The inspiration for the piece appears to be ESPN signing CBC's Don Cherry to provide playoff analysis. This is rather curious since ESPN got out of NHL broadcasting after the lockout. Well, what I meant was Herr Bettman decided to show those lousy upstarts at the Worldwide Leader of Sports who was boss, especially after just about every anchor and commentator on ESPN opted to make fun of the league during the lockout rather than report the news in a mostly objective manner. He decided to show them up by jumping on board the Outdoor Life Network bandwagon.
Another ace decision from the fearless leader.
The way I see it, ESPN wants another bombastic personality on board to get fun quotes and potential ridiculous antics out of. At the very least they'll get ridiculous suits from Grapes and should the Finals turn out to be Detroit and Pittsburgh, they might get some of the xenophobic maniacal verbage I'm sure they're hoping for. A Cup Final with two teams heavy on talented Europeans would make the very Pro-North American Cherry go out of his mind, especially Detroit whose captain hails from Sweden (Nicklas Lidstrom). You could also bank on Cherry hammering away on the fact that a European captained team has never won the Cup.
That sort of talk is a long way off, however.
If anyone is looking at this move as anything resembling ESPN trying to get back into the hockey game, they're sorely mistaken. Bettman, begrudgingly, makes good points whenever he's grilled about turning away from ESPN. Sure, he privately and semi-publicly grouses about the treatment the league got during and after the lockout, you can't blame him for that. He also points out that the NHL wouldn't get the kind of prime treatment he's looking for out of ESPN. You'd likely see the NHL be a mostly ESPN 2 program and since the NHL would be competing for airtime on the network with the NBA, NFL and college football and basketball...well, I think we all know where hockey would rank out in that pecking order - probably about on par with the Arena Football league.
Now, ESPN is all about the big personalities. Bob Knight doing NCAA Tournament coverage is a prime example of this. He's a big name, he's got no qualms about sharing his opinion and he's not a made-for-TV pretty face either. He is the game, he is reality. Same thing with Don Cherry.

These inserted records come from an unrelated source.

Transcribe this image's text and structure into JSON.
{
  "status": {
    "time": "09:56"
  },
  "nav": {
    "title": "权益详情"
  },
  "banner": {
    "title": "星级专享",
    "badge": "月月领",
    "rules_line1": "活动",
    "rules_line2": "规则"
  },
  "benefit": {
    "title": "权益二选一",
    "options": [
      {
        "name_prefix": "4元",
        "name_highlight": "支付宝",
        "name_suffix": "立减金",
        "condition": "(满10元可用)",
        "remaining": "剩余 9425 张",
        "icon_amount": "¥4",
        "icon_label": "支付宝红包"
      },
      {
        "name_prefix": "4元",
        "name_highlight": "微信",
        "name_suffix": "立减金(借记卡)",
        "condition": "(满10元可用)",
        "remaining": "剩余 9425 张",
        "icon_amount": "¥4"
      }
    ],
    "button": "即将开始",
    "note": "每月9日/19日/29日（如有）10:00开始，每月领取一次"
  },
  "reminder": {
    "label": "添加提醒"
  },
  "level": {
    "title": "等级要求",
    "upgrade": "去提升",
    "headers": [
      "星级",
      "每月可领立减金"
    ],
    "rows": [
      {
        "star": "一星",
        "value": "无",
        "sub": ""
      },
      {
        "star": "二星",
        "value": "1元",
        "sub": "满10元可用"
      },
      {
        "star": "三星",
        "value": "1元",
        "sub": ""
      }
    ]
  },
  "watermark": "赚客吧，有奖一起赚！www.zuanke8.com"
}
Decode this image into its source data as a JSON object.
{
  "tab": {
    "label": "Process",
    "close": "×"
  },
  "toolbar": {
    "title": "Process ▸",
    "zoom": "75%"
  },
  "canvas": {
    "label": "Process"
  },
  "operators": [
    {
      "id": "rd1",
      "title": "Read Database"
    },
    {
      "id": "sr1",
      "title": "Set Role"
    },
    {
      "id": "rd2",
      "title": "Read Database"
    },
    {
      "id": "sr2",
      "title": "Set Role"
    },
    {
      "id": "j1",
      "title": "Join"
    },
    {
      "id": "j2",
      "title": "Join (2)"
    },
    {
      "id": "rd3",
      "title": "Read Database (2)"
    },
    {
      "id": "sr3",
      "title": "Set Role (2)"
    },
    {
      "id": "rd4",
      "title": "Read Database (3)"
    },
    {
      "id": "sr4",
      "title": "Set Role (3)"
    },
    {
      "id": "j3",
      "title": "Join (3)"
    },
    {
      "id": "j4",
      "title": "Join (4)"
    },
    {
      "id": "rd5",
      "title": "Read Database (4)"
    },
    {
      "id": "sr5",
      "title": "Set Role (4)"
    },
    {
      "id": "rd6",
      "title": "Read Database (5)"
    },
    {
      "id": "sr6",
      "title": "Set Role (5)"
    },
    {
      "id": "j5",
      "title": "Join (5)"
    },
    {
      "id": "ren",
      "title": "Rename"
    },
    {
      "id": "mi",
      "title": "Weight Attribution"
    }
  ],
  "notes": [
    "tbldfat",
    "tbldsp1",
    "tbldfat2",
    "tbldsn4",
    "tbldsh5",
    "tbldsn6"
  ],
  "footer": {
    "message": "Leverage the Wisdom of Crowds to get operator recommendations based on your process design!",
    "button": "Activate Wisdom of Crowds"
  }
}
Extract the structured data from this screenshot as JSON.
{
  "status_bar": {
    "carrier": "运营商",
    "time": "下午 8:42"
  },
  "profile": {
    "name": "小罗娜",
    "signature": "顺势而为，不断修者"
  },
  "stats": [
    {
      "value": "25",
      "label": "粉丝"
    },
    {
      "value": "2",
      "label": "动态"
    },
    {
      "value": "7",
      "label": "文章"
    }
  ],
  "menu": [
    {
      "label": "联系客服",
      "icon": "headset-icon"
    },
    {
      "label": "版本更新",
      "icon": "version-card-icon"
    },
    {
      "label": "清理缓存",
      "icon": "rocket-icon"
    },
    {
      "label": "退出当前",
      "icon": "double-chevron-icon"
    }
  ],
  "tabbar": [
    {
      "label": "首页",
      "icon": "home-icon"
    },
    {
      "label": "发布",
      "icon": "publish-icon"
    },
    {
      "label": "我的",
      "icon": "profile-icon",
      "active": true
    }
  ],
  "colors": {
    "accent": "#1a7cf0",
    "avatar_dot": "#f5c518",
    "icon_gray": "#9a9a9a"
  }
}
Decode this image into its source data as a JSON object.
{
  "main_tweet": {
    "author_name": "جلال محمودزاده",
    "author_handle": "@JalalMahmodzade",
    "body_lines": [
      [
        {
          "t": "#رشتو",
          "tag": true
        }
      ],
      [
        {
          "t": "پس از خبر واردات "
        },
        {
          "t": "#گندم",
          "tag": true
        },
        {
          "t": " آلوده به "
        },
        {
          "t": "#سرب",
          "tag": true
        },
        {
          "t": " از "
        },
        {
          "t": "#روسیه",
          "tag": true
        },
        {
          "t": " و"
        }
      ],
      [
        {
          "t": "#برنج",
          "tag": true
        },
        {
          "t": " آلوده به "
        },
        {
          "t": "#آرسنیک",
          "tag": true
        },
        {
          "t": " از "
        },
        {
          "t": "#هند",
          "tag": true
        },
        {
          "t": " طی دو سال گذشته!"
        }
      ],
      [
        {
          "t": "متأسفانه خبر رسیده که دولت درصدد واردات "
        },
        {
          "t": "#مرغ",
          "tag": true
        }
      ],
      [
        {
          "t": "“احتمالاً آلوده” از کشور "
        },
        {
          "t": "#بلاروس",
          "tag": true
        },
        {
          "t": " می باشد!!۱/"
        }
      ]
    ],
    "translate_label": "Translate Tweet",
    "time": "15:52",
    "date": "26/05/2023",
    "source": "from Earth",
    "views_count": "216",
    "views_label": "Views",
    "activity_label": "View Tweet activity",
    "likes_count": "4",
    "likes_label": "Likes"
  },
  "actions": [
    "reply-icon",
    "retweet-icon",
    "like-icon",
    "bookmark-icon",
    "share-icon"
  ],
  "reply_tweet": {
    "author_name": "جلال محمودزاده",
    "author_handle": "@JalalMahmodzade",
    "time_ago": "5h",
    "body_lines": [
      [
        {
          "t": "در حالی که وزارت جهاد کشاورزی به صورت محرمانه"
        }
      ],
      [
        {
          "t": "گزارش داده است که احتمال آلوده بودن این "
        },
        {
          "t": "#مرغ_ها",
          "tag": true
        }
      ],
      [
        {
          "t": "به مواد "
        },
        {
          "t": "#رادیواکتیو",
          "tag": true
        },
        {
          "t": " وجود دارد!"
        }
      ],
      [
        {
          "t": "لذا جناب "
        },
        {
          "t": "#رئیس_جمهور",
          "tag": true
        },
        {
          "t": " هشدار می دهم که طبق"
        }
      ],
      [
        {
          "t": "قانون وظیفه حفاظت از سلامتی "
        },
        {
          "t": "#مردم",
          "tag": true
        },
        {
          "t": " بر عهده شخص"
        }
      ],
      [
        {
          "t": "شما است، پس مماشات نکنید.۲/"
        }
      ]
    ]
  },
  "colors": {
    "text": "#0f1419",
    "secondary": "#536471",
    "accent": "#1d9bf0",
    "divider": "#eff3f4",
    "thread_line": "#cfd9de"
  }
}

That said, Cherry's opinions and antics on CBC are must-see-TV in Canada and there's no one on TV in the United States that can come even remotely close to caring about hockey the way Grapes does and there's not a guy at ESPN that loves the game nearly as much, save for perhaps John Buccigross. For this reason alone its worth it to bring Cherry to sports fans in the USA, its a shame it has to happen on a network that shrugs off the NHL so badly.